- Hogere energieprijzen vormen de belangrijkste component van de sterk gestegen inflatie.
- Voor olieprijzen lijkt het erop dat de opwaartse beweging de komende periode nog kan doorzetten.
- Beursexperts Michael Nabarro en Gökhan Erem belichten de relatie tussen olieprijzen en aandelen van de grote olie-en gasproducenten op de beurs.
- Lees ook: Beleggers moeten oppassen voor nieuwe dalingsgolf: let op dit koersniveau voor de S&P 500
ANALYSE – Aandelenmarkten kregen dinsdag steun van berichten dat het wellicht toch mee gaat vallen met de gevreesde invasie van Oekraïne door Rusland. Het herstel volgde nadat van Amerikaanse zijde afgelopen weekend nog de waarschuwing klonk dat Rusland klaar is om binnen enkele dagen Oekraïne binnen te vallen.
De snelheid waarmee de inschattingen over de ernst van het Oekraïense conflict omslaan, zorgt er zodoende voor dat financiële markten flink heen en weer worden geslingerd.

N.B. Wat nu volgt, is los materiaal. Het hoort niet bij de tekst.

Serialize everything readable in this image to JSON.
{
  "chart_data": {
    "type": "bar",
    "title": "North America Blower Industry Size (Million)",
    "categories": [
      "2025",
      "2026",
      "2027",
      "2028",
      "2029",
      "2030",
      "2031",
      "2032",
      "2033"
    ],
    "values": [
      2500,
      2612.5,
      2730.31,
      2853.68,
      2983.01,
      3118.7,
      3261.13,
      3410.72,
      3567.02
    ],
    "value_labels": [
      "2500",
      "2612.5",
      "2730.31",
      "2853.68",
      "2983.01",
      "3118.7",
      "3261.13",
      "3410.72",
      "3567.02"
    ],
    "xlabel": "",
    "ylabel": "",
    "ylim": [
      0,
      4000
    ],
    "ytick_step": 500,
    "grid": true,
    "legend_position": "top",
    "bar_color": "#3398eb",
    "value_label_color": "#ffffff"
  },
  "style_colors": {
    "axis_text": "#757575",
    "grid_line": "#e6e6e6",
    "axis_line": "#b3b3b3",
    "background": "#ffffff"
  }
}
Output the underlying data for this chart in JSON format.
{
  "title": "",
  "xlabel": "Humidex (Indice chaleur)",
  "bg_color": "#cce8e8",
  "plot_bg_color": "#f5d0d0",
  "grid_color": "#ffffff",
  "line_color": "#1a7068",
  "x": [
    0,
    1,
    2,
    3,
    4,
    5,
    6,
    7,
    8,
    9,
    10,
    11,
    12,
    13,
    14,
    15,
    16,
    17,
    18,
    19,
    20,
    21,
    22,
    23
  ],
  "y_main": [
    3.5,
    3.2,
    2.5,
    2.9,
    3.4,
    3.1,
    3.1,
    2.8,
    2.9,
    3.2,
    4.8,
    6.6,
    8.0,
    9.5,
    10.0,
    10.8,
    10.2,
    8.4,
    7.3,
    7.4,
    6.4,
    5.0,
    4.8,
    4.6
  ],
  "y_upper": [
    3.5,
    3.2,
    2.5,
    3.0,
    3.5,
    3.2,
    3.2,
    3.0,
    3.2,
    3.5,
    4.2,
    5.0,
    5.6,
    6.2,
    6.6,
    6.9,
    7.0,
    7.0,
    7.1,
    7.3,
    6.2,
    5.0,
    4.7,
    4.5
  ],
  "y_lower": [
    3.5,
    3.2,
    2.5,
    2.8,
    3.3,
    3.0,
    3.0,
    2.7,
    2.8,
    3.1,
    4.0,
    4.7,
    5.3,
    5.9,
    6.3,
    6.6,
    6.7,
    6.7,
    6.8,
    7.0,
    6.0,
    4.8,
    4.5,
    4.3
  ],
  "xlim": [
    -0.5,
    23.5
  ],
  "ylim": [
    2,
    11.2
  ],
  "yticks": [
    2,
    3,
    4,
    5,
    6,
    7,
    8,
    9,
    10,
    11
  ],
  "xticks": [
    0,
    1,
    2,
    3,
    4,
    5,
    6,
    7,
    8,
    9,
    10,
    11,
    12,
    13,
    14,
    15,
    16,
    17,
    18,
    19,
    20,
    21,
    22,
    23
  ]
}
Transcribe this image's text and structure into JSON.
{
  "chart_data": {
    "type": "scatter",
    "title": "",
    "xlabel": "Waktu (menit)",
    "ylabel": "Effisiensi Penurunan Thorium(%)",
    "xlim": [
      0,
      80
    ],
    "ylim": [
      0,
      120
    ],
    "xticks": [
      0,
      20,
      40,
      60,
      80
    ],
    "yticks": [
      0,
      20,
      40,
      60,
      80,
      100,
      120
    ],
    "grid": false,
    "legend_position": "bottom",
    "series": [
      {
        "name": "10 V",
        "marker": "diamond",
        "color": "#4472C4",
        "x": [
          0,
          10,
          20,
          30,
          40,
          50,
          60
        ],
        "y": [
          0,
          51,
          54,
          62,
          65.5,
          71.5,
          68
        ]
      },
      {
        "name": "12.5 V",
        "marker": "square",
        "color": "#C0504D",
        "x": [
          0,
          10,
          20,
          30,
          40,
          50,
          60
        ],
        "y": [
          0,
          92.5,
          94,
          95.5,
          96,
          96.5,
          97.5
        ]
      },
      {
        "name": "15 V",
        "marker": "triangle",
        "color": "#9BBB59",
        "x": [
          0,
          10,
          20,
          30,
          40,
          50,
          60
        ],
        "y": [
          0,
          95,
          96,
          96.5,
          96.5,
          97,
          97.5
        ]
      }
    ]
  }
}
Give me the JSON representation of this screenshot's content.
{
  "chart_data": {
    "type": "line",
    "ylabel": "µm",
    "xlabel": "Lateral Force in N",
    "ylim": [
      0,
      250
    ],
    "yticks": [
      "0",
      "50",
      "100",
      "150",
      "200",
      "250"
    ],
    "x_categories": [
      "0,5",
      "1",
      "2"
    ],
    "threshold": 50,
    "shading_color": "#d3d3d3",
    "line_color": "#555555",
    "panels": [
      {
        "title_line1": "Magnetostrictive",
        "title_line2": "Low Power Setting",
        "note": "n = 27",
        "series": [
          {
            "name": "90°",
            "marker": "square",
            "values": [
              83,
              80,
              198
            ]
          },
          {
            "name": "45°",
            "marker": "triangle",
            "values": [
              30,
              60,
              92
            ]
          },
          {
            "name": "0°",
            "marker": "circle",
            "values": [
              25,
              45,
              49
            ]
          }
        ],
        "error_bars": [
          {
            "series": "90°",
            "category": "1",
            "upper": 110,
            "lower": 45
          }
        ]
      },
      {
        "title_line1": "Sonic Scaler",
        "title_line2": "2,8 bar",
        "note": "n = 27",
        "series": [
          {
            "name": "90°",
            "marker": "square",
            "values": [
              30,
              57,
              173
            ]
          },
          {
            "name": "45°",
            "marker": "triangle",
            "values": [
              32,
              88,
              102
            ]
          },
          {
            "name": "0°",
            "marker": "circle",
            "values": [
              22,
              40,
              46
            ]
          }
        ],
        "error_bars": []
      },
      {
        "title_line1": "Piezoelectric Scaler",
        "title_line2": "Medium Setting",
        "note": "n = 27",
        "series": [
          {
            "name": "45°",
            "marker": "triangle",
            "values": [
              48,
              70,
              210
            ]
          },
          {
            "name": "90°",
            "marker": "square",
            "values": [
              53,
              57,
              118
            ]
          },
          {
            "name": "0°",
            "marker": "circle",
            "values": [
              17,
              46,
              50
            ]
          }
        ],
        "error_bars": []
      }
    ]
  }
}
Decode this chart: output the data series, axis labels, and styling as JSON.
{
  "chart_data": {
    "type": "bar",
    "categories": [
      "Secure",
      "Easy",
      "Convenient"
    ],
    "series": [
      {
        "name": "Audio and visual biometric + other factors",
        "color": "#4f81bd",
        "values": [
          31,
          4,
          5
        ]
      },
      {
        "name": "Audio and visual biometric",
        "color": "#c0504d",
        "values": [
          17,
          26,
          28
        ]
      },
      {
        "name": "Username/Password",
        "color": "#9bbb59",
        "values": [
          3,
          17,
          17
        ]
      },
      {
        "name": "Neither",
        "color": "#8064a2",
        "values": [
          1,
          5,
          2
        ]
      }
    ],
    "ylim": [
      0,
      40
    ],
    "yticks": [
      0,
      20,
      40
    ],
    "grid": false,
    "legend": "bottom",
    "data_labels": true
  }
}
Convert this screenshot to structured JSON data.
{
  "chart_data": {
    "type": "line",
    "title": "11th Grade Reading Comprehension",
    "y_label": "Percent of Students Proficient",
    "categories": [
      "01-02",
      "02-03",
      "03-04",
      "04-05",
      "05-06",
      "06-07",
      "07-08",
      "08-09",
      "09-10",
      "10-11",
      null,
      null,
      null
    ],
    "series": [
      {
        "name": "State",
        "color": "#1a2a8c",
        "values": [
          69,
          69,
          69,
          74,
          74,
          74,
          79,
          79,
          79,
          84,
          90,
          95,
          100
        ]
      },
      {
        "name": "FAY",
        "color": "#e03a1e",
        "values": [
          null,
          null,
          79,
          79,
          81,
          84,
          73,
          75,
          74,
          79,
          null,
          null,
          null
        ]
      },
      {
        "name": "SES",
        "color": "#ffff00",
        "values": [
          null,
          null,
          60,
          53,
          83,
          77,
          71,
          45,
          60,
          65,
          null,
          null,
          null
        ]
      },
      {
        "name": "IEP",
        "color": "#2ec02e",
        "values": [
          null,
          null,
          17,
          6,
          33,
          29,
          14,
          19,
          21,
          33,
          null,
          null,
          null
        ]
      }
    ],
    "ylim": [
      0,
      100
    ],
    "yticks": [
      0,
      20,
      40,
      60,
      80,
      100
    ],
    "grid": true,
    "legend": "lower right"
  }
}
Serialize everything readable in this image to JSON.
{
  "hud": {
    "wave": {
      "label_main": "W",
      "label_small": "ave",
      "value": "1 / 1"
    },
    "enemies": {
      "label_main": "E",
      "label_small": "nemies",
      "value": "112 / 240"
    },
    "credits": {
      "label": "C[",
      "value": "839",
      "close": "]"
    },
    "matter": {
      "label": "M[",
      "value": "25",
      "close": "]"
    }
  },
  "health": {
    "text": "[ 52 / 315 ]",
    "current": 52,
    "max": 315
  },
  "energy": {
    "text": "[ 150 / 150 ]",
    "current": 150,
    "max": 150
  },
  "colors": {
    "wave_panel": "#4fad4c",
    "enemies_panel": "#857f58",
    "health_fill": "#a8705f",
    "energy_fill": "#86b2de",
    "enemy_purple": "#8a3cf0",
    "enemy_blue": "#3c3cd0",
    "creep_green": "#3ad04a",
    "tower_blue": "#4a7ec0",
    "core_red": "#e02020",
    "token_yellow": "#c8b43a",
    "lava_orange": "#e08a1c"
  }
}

Intussen blijft de hoge inflatie een bron van onzekerheid voor beleggers, zoals we in onze bredere marktbeschouwing van afgelopen weekend hebben toegelicht.
In deze bijdrage gaan we dieper in op de grondstoffensector, die een grote rol speelt bij de hoge inflatie die nu steeds breder voelbaar is.
We kijken hierbij meer in detail naar de ontwikkeling van olieprijzen en evalueren in dit verband ook twee tips die we eerder gaven voor de aandelen Shell en ExxonMobil. Tijd om mooie winsten veilig te stellen of nog aanhouden met uiteraard een zogenoemde winststop?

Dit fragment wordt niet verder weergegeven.